✨ TL;DR
This paper addresses a critical problem in reinforcement learning for large language models: when base models are already very accurate on training benchmarks, standard RL methods fail because there aren't enough errors to learn from, causing models to collapse into repetitive solutions. The authors propose CUTS, a novel sampling strategy that maintains solution diversity even when models are highly accurate, improving generalization on challenging out-of-domain math problems by up to 15.1%.

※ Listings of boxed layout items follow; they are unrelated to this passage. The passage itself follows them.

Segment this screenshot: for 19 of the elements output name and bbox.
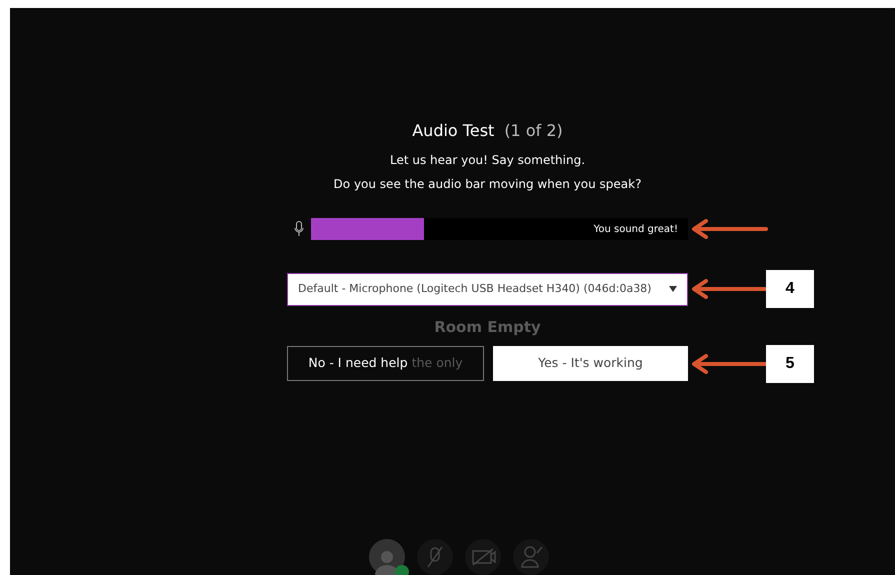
instruction-text: Let us hear you! Say something. <box>390 152 586 169</box>
help-button[interactable]: No - I need help the only <box>287 346 484 381</box>
step-number: 5 <box>766 344 814 382</box>
person-icon[interactable] <box>512 539 548 575</box>
camera-off-icon[interactable] <box>464 539 500 575</box>
room-status-text: Room Empty <box>434 317 541 338</box>
dialog-title: Audio Test <box>412 120 494 142</box>
microphone-off-icon[interactable] <box>416 539 452 575</box>
microphone-icon <box>294 221 304 237</box>
step-number: 4 <box>766 270 814 308</box>
background-text: the only <box>412 354 463 372</box>
confirm-button[interactable]: Yes - It's working <box>493 346 688 381</box>
arrow-icon <box>690 279 768 299</box>
step-counter: (1 of 2) <box>504 120 563 142</box>
instruction-text: Do you see the audio bar moving when you speak? <box>334 176 642 193</box>
status-text: You sound great! <box>594 222 679 236</box>
microphone-select[interactable]: Default - Microphone (Logitech USB Headset H340) (046d:0a38) <box>287 272 688 306</box>
dropdown-caret-icon <box>669 286 677 292</box>
arrow-icon <box>690 354 768 374</box>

As large language models become stronger, they increasingly saturate standard reasoning benchmarks like MATH, producing correct but nearly identical solutions. This creates a paradox for reinforcement learning: group-relative algorithms like GRPO rely on comparing good and bad solutions to compute advantage signals that guide learning. When models are already highly accurate, there are few failure cases to learn from, causing the advantage signal to vanish. This leads to mode collapse where the policy degenerates into producing homogeneous, repetitive solutions rather than exploring diverse reasoning paths. The fundamental issue is that traditional RL approaches designed for weaker models break down when applied to already-capable base models, preventing further improvement and limiting out-of-domain generalization.

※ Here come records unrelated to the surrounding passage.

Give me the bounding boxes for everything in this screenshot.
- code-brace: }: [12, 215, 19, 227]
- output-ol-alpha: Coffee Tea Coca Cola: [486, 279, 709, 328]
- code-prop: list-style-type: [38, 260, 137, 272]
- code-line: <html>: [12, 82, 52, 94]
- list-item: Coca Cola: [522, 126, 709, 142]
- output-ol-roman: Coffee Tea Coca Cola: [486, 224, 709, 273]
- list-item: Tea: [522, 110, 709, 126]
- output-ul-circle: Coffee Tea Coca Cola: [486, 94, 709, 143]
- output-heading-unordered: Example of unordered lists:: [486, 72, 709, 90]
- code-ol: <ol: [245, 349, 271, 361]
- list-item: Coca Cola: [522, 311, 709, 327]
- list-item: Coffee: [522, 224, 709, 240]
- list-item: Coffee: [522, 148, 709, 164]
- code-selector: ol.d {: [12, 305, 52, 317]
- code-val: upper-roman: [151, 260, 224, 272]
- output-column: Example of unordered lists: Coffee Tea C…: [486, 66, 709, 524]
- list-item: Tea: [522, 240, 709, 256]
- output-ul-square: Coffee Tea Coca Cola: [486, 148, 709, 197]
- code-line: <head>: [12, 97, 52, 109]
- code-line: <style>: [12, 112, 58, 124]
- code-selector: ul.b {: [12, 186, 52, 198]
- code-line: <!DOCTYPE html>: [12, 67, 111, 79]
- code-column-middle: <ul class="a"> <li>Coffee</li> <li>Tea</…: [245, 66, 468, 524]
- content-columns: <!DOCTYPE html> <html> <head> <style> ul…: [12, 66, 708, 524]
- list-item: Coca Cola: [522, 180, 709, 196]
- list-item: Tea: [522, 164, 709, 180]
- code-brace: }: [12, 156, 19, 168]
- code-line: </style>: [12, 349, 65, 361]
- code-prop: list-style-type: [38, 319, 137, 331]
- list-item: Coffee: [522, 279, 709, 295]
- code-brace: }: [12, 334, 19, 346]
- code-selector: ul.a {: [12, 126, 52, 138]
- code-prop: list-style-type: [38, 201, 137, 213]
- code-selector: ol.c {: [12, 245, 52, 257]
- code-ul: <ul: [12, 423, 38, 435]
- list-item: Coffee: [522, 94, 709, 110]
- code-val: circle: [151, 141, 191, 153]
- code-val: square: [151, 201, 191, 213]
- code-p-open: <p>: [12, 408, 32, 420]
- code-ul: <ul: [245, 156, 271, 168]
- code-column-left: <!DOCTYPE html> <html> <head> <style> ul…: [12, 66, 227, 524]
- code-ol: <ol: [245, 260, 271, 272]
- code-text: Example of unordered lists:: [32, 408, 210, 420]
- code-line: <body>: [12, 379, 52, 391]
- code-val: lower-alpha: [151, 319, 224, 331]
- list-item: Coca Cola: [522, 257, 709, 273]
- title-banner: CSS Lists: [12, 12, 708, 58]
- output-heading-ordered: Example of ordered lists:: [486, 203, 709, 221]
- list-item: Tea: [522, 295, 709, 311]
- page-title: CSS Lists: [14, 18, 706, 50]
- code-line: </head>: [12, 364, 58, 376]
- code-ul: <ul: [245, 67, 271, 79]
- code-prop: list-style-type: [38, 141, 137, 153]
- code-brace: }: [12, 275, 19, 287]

The authors propose Constrained Uniform Top-K Sampling (CUTS), a parameter-free decoding strategy that enforces exploration while maintaining solution quality. Unlike standard sampling methods that follow the model's probability distribution (and thus its biases), CUTS flattens the local optimization landscape by sampling uniformly from a constrained set of high-confidence candidate tokens. This preserves structural diversity in generated solutions without sacrificing correctness. They integrate CUTS into Mixed-CUTS, a training framework that combines exploitative rollouts (using standard sampling) with exploratory rollouts (using CUTS). This synergistic approach amplifies intra-group advantage variance, providing meaningful learning signals even when most solutions are correct. The method maintains diversity within the semantic manifold of valid solutions, allowing the model to explore different reasoning paths while staying within the space of correct answers.